Google recently introduced the world to Project Glass, a new experiment which involves the development of the company’s own branded eyeglasses. The project was announced on the social networking site Google+ and shortly thereafter, explained in more detail via a YouTube video. Despite being an experimental concept that is still under wraps in the lab, Project Glass has generated tons of hype and intrigue from the public. But is it really all it’s cracked up to be?
The Appeal of Google Glasses
Perhaps the best way to describe the newly introduced Google Glasses is as a concept that bundles all the functionality of a computer or smartphone into a pair of specs. From what is currently known, the device will be able to perform tasks such as pull up maps for directions, make phone calls, and even host video-based chat sessions. Google Glasses looks to have a number of potentially useful applications, especially for individuals who are handicapped or otherwise disabled.
Cause for Concern
While Google Glasses are no doubt a part of an exciting concept, there is no guarantee that they will be a big hit with users. Actually, the chances of them being a disappointment are just as good as them being a success at this point. Check out some of the potential drawbacks that have been identified thus far:
Durability (lack thereof) – From what we have seen, Google Glasses look pretty trendy and futuristic, but they don’t look very durable at all.

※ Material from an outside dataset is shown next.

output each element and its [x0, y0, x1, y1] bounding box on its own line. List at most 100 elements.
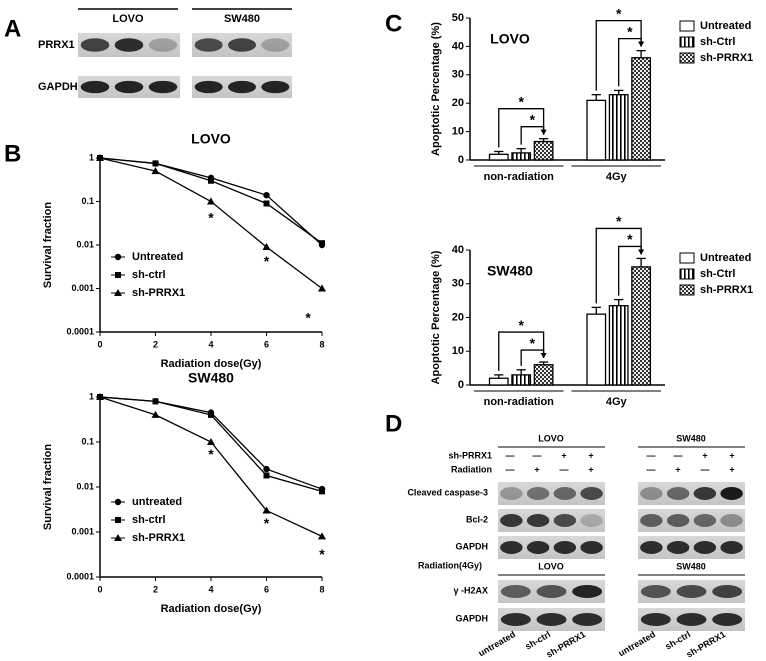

They actually look as if they can be damaged with relative ease so users would have to be extra cautious when handling them.
Privacy – One of the biggest conversations regarding Project Glass has been the resulting privacy implications. Privacy buffs are already concerned that these innovative specs could cross boundaries and prove too invasive, particularly from a targeted advertising perspective. With Google seemingly always at the center of privacy dilemma, this concern is warranted.
Adoption – As we said, the Google Glasses certainly look like they can be useful in certain situations, but slow user adoption may be the factor that prevents this thing from taking off. For one, significant modifications may need to be made in order to accommodate people with prescription eyeglasses. Then there is the aspect of the glasses presenting everything at such close range, which could be an advantage in a sense, but really is impractical in everyday scenarios.
Vision Into the Future
Google Glasses may sound like a farfetched idea today, but so did smartphones and tablets at one time. But whatever the finished product delivers, it could be years before we can actually get our hands on it. Experts have warned that no one should expect Project Glass to come to life any time soon. For Google’s sake, hopefully it can be faster on the draw than competitors who reportedly already have rival technologies in the works.